Tratamento Promissor com Kisunla
O Brasil começa a receber o Kisunla (donanemabe), um novo medicamento desenvolvido pela Eli Lilly, direcionado a pacientes em estágios iniciais da doença de Alzheimer. Este medicamento tem a capacidade de retardar a perda cognitiva, mas vem com um preço elevado e a necessidade de um acompanhamento rigoroso devido aos potenciais efeitos colaterais severos.
Inicialmente, a distribuição do Kisunla será restrita a algumas clínicas e hospitais particulares, sem previsão de inclusão no Sistema Único de Saúde (SUS) ou na cobertura obrigatória dos planos de saúde. A aprovação pela Agência Nacional de Vigilância Sanitária (Anvisa) ocorreu em abril deste ano e marca a chegada de uma nova geração de medicamentos para Alzheimer, que não recebia inovações há mais de 20 anos.
O Kisunla é um anticorpo monoclonal que atua na eliminação das placas de beta-amiloide, uma proteína que se acumula no cérebro de pacientes com Alzheimer. Sua prescrição é recomendada para aqueles com comprometimento cognitivo leve ou demência leve associada à condição. O tratamento é administrado mensalmente de forma intravenosa em ambiente clínico, com duração que pode variar de acordo com a resposta do paciente, podendo atingir até 18 meses.
Os dados dos testes clínicos indicam que os pacientes tratados com Kisunla apresentaram uma progressão da doença até 35% mais lenta em comparação aos que receberam placebo durante um estudo de 18 meses. Isso representa um atraso de aproximadamente 4,4 meses no declínio cognitivo. De maneira geral, os exames mostraram uma redução de 37% no risco de avanço para estágios mais avançados da doença nesse período.
Custos e Acompanhamento Médico Necessário
A medicação é disponibilizada em frascos de 350 mg, e o protocolo inicial de tratamento consiste em doses mensais que começam com 700 mg (equivalente a dois frascos) nas primeiras três infusões, aumentando para 1.400 mg (quatro frascos) nas doses subsequentes. Segundo dados coletados ao longo de três anos, os resultados positivos parecem persistir mesmo após o término do tratamento.
A Dasa, uma das maiores operadoras de saúde do Brasil, será uma das primeiras a oferecer o Kisunla, com disponibilidade a partir de setembro nas unidades do Alta Diagnósticos em São Paulo e no Rio de Janeiro. Os custos iniciais para os pacientes girarão em torno de R$ 8 mil, valor que inclui a medicação, a supervisão de um neurologista e toda a infraestrutura necessária para a aplicação do remédio. Cada sessão de infusão demora cerca de 30 minutos, seguidos de um período adicional de observação de cerca de meia hora.
De acordo com o neurologista Diogo Haddad, coordenador do Núcleo de Memória do Alta Diagnósticos, é vital um acompanhamento rigoroso dos pacientes em tratamento com Kisunla. Ele destaca que, apesar dos resultados interessantes observados em estudos clínicos, a medicação não é isenta de riscos.

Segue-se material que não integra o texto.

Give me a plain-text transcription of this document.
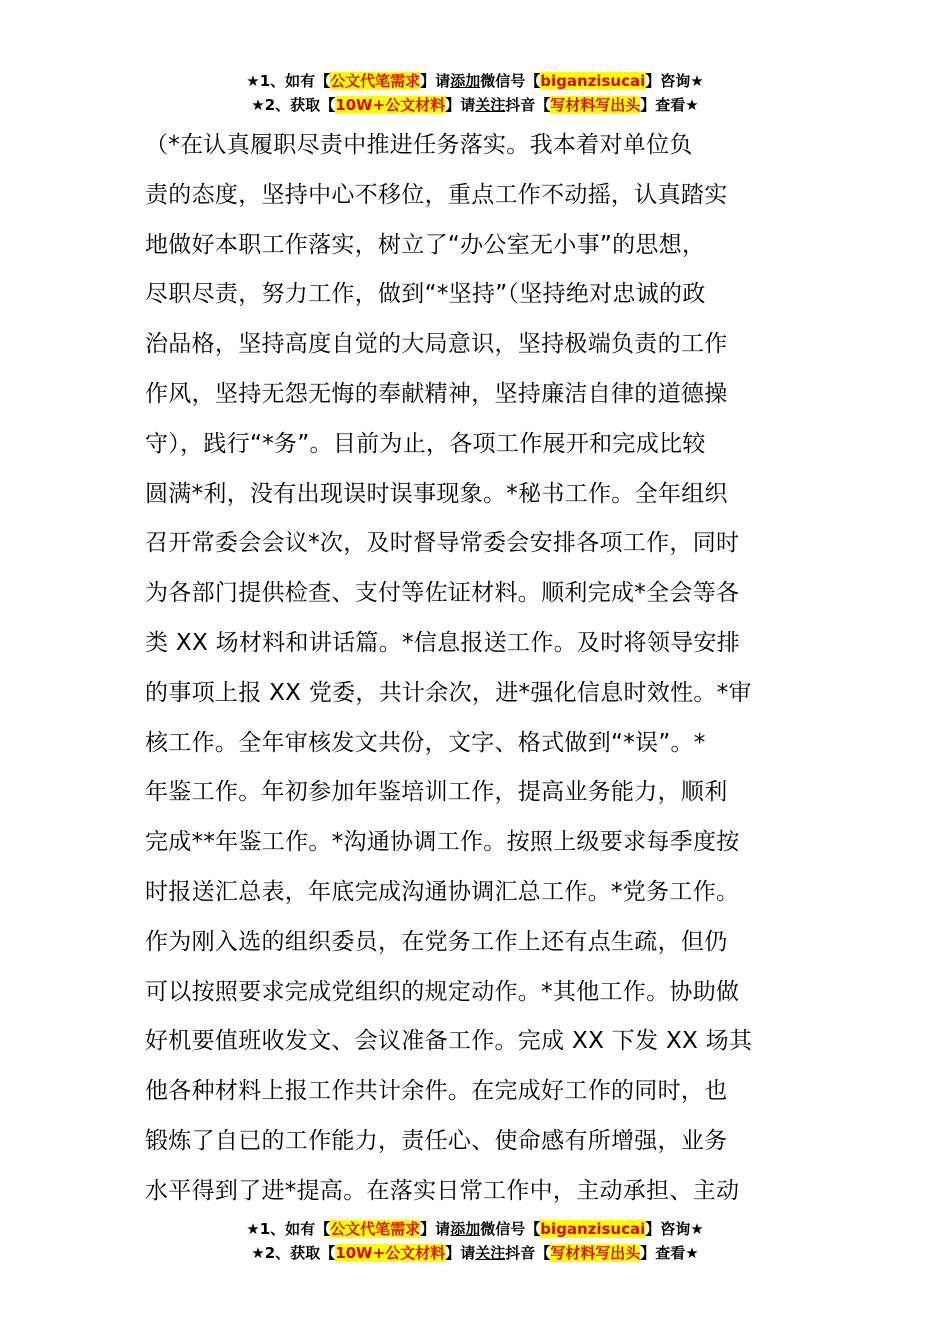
★1、如有【公文代笔需求】请添加微信号【biganzisucai】咨询★
★2、获取【10W+公文材料】请关注抖音【写材料写出头】查看★
（*在认真履职尽责中推进任务落实。我本着对单位负
责的态度，坚持中心不移位，重点工作不动摇，认真踏实
地做好本职工作落实，树立了“办公室无小事”的思想，
尽职尽责，努力工作，做到“*坚持”（坚持绝对忠诚的政
治品格，坚持高度自觉的大局意识，坚持极端负责的工作
作风，坚持无怨无悔的奉献精神，坚持廉洁自律的道德操
守），践行“*务”。目前为止，各项工作展开和完成比较
圆满*利，没有出现误时误事现象。*秘书工作。全年组织
召开常委会会议*次，及时督导常委会安排各项工作，同时
为各部门提供检查、支付等佐证材料。顺利完成*全会等各
类 XX 场材料和讲话篇。*信息报送工作。及时将领导安排
的事项上报 XX 党委，共计余次，进*强化信息时效性。*审
核工作。全年审核发文共份，文字、格式做到“*误”。*
年鉴工作。年初参加年鉴培训工作，提高业务能力，顺利
完成**年鉴工作。*沟通协调工作。按照上级要求每季度按
时报送汇总表，年底完成沟通协调汇总工作。*党务工作。
作为刚入选的组织委员，在党务工作上还有点生疏，但仍
可以按照要求完成党组织的规定动作。*其他工作。协助做
好机要值班收发文、会议准备工作。完成 XX 下发 XX 场其
他各种材料上报工作共计余件。在完成好工作的同时，也
锻炼了自已的工作能力，责任心、使命感有所增强，业务
水平得到了进*提高。在落实日常工作中，主动承担、主动
★1、如有【公文代笔需求】请添加微信号【biganzisucai】咨询★
★2、获取【10W+公文材料】请关注抖音【写材料写出头】查看★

Riscos Associados e Cuidados Necessários
Entre os efeitos colaterais mais significativos, estão casos de hemorragias e edemas cerebrais, que podem levar a complicações graves e até óbitos. O neurologista Ivan Okamoto, do Núcleo de Excelência em Memória (Nemo) do Einstein em São Paulo, salienta a importância de monitorar os pacientes com ressonâncias magnéticas periódicas. Okamoto tratou cerca de 15 pacientes que conseguiram importar o medicamento e enfatiza que a seleção dos pacientes deve ser criteriosa.
— É fundamental que realizemos uma busca ativa pelos efeitos colaterais, com avaliações periódicas e reavaliações, além de uma seleção rigorosa dos pacientes. O Kisunla é indicado apenas para aqueles em fases muito leves ou iniciais da doença. Fazemos até um rastreamento genético, pois sabemos que determinados grupos têm maior risco de efeitos adversos — explica Okamoto.
Portanto, além de estar em um estágio leve da doença e não apresentar genes que aumentem os riscos do tratamento, os pacientes precisam ser submetidos a exames que confirmem a presença das placas amiloides no cérebro. Contudo, esses testes ainda não são amplamente acessíveis no Brasil, o que pode limitar a disponibilidade do tratamento para muitos.